Errors may include the following:
· bugcheck 0x116 / BSOD in VM
· bugcheck 0x7E / BSOD in VM
· PSOD (purple screen of death) crashing entire ESXi host
NVIDIA GPUs support two modes of interrupt delivery: legacy interrupt delivery, also known as INTx, and message-signaled interrupt (MSI) delivery. NVIDIA GPUs default to using INTx delivery but the NVIDIA driver may enable MSI by requesting that the operating system enable it. Once in MSI mode, the NVIDIA driver operates differently in terms of how it acknowledges interrupts from the GPU hardware.
When assigning GPUs as passthrough devices to guest VMs, VMware ESXi configures the GPU hardware for MSI delivery, but represents the GPU to the guest OS and driver as being in INTx mode. We refer to this scheme as "MSI translation", because MSIs from the physical hardware are received by the hypervisor and translated to virtual INTx interrupts before being delivered to the guest VM.

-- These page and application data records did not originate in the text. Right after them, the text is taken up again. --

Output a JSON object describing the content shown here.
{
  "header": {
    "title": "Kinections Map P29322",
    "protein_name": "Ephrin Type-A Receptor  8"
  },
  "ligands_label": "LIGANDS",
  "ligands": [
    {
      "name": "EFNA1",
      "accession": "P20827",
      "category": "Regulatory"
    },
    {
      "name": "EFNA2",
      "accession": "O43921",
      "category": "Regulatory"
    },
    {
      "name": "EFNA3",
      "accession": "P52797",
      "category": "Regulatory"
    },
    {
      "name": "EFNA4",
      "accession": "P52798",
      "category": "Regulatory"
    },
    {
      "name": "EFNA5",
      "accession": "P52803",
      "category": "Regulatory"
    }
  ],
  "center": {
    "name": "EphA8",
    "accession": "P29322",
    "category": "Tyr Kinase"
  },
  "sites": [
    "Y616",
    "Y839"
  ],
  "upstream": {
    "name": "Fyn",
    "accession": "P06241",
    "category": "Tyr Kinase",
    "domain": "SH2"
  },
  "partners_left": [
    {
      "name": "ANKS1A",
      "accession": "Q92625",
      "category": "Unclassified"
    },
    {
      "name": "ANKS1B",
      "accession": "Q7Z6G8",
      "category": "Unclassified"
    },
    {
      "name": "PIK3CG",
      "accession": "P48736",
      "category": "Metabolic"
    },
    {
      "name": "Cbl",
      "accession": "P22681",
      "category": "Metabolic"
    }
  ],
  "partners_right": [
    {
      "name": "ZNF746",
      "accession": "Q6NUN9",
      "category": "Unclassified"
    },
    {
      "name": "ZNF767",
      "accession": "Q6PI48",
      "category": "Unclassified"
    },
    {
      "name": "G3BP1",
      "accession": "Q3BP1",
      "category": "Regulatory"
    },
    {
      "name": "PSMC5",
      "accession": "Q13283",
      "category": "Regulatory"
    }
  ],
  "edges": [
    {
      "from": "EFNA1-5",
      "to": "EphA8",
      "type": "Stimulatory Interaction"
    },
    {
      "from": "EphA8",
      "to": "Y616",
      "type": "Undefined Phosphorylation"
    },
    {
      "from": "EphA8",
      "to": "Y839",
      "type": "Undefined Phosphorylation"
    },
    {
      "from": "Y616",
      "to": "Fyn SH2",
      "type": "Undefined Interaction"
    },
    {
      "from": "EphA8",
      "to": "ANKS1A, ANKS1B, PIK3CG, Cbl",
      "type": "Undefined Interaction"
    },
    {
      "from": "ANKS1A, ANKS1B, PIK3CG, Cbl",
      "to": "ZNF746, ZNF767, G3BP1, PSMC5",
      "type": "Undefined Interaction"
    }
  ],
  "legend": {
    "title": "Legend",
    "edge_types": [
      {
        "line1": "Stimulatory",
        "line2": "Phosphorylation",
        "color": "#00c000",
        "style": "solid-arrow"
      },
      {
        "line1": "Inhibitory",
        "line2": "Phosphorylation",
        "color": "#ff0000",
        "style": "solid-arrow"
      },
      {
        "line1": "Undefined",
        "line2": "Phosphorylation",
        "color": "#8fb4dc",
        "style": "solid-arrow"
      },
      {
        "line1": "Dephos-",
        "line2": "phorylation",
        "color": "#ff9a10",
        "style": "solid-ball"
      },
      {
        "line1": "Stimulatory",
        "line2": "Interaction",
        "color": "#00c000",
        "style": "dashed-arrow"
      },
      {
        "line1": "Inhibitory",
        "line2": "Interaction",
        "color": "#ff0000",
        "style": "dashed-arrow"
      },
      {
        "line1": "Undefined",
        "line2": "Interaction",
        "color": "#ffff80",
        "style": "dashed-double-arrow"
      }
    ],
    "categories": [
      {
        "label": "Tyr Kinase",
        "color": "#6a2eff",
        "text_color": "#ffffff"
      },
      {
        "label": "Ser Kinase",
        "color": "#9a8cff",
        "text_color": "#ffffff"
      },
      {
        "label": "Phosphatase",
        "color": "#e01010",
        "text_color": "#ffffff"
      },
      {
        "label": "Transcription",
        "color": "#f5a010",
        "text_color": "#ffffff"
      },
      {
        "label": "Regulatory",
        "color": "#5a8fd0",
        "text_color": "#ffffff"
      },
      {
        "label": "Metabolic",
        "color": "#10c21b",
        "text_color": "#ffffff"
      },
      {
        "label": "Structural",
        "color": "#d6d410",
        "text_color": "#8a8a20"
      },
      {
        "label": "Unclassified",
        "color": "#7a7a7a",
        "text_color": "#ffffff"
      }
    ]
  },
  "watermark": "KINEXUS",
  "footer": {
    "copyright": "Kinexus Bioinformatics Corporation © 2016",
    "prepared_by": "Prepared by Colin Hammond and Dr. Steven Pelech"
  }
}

NVIDIA considers MSI translation mode to be invalid for NVIDIA GPUs, because the NVIDIA driver's operation must match the delivery mode the physical GPU is using. If the physical GPU is delivering MSI but the NVIDIA driver and guest OS believe it to be using INTx, interrupts from the GPU may be lost, leading to timeouts and bugchecks in guest VMs.
Disable MSI translation on VMware ESXi 5.1 or 5.5. The issue does not appear with ESXi 6.0 and later.
Disabling MSI on VMware ESXi
MSI translation on VMwares ESXi/vSphere hypervisor can be disabled via vCenter or manually by changing a VM's .vmx file to set the flag pciPassthru0.msiEnabled to false. VMware have acknowledged this known issue and provide advice on this process here: https://kb.vmware.com/selfservice/microsites/search.do?language=en_US&cmd=displayKC&externalId=2092964
Under some circumstances, the VM's .vmx file will get rewritten and the msiEnabled setting lost if the VM's settings are reconfigured from vCenter. There are two ways to modify the msiEnabled setting safely to avoid issues with VMs associated with vCenter:
Method 1: Add/Modify the entry via vCenter, through the VM's advanced configuration options.
I. Remove the VM from the vCenter's inventory.
II. Modify the .vmx file as follows:
Note: Make a copy of the file before editing it. Also, make sure the virtual machine is not running while trying to edit one of its components.
1. Open an SSH session to the ESXi host running the virtual machine. For more information, see Using ESXi Shell in ESXi 5.x (2004746).
2. Navigate to the location of the virtual machine: cd /vmfs/volumes/virtual_machine_datastore/virtual_machine_folder/
3. Open the .vmx file of the virtual machine in a text editor. vi virtual_machine.vmx
4. Edit the pciPassthru0.msiEnabled and change the option to false. For more information, see Editing files on an ESX host using vi or nano (1020302).
5. Save the changes and exit the file.
6. Reload the vmx file to apply the changes.
III. After following these instructions, re-add the VM to the vCenter inventory.
This article is not applicable to Citrix XenServer 6.0 and later because it does not use MSI translation.
NVIDIA GRID GPUs used for vDGA/vGPU
Quadro GPUs used for vDGA
VMware vSphere/ESXi 5.1, 5.5